Logistics revenue declined 2 percent as there were fewer project freight opportunities and “significantly” lower spot prices year-over-year. Logistics gross margin increased 40 basis points to 16.1 percent due to improved contractual pricing and capacity procurement. Operating margin for the division was 20 basis points worse year-over-year at 4 percent.
Werner’s total adjusted operating income increased 1 percent year-over-year to $59.2 million. The company’s consolidated adjusted operating margin declined 10 basis points to 9.4 percent.
Updated guidance
Werner lowered its 2019 full-year guidance, which still calls for 3 percent to 5 percent truck growth, mostly in the dedicated division, albeit at the lower end of the range. The company plans to add 100 trucks in the third quarter of 2019, with no truck growth in the fourth quarter. Also, the company expects one-way revenue per total mile to be in a range of -3 percent to flat, which is significantly lower than the previous guidance range that centered on the low end of a 4 percent to 8 percent range.

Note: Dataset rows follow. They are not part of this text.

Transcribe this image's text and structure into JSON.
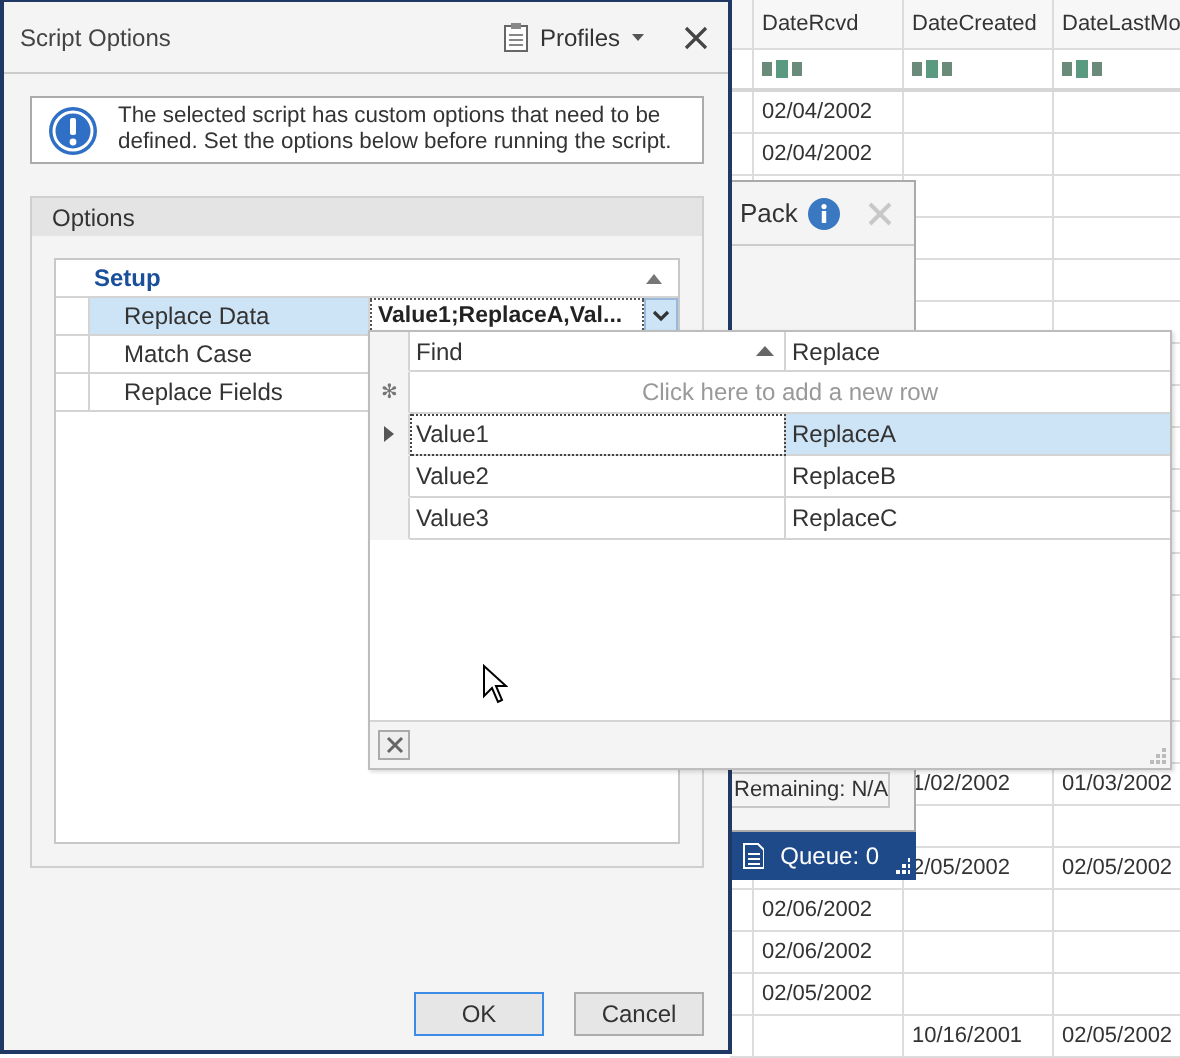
{
  "background_grid": {
    "columns": [
      {
        "label": "DateRcvd"
      },
      {
        "label": "DateCreated"
      },
      {
        "label": "DateLastMo"
      }
    ],
    "rows": [
      {
        "cells": [
          "02/04/2002",
          null,
          null
        ]
      },
      {
        "cells": [
          "02/04/2002",
          null,
          null
        ]
      },
      {
        "cells": [
          null,
          null,
          null
        ]
      },
      {
        "cells": [
          null,
          null,
          null
        ]
      },
      {
        "cells": [
          null,
          null,
          null
        ]
      },
      {
        "cells": [
          null,
          null,
          null
        ]
      },
      {
        "cells": [
          null,
          null,
          null
        ]
      },
      {
        "cells": [
          null,
          null,
          null
        ]
      },
      {
        "cells": [
          null,
          null,
          null
        ]
      },
      {
        "cells": [
          null,
          null,
          null
        ]
      },
      {
        "cells": [
          null,
          null,
          null
        ]
      },
      {
        "cells": [
          null,
          null,
          null
        ]
      },
      {
        "cells": [
          null,
          null,
          null
        ]
      },
      {
        "cells": [
          null,
          null,
          null
        ]
      },
      {
        "cells": [
          null,
          null,
          null
        ]
      },
      {
        "cells": [
          null,
          null,
          null
        ]
      },
      {
        "cells": [
          null,
          "1/02/2002",
          "01/03/2002"
        ]
      },
      {
        "cells": [
          null,
          null,
          null
        ]
      },
      {
        "cells": [
          null,
          "2/05/2002",
          "02/05/2002"
        ]
      },
      {
        "cells": [
          "02/06/2002",
          null,
          null
        ]
      },
      {
        "cells": [
          "02/06/2002",
          null,
          null
        ]
      },
      {
        "cells": [
          "02/05/2002",
          null,
          null
        ]
      },
      {
        "cells": [
          null,
          "10/16/2001",
          "02/05/2002"
        ]
      }
    ]
  },
  "pack_panel": {
    "title": "Pack",
    "remaining": "Remaining: N/A"
  },
  "queue_bar": {
    "label": "Queue: 0"
  },
  "dialog": {
    "title": "Script Options",
    "profiles_label": "Profiles",
    "message": "The selected script has custom options that need to be defined. Set the options below before running the script.",
    "group_title": "Options",
    "category": {
      "label": "Setup",
      "expanded": true,
      "properties": [
        {
          "name": "Replace Data",
          "value": "Value1;ReplaceA,Val...",
          "selected": true
        },
        {
          "name": "Match Case",
          "selected": false
        },
        {
          "name": "Replace Fields",
          "selected": false
        }
      ]
    },
    "buttons": [
      {
        "label": "OK",
        "default": true
      },
      {
        "label": "Cancel",
        "default": false
      }
    ]
  },
  "popup": {
    "columns": [
      {
        "label": "Find",
        "sorted": true
      },
      {
        "label": "Replace",
        "sorted": false
      }
    ],
    "new_row_marker": "✻",
    "new_row_hint": "Click here to add a new row",
    "rows": [
      {
        "find": "Value1",
        "replace": "ReplaceA",
        "selected": true
      },
      {
        "find": "Value2",
        "replace": "ReplaceB",
        "selected": false
      },
      {
        "find": "Value3",
        "replace": "ReplaceC",
        "selected": false
      }
    ]
  }
}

Management said that capital expenditures for 2019 should be at the lower end of the $275 million to $300 million range. WERN has invested meaningfully in the fleet in prior years and now plans to maintain its average tractor age of 1.8 years. They noted that there has been some moderation in used truck prices, but they still believe gains on equipment sales will be achieved at the low end of their $18 million to $20 million guidance range for 2019.
WERN will continue to pay its quarterly dividend and repurchase stock. The company repurchased 700,000 shares of common stock ($21.8 million) during the quarter and has 4.3 million shares remaining under its share repurchase authorization. WERN’s interest expense was $0.9 million higher year-over-year in the period at $1.4 million due to debt taken on to fund the $261.1 million special dividend announced in June.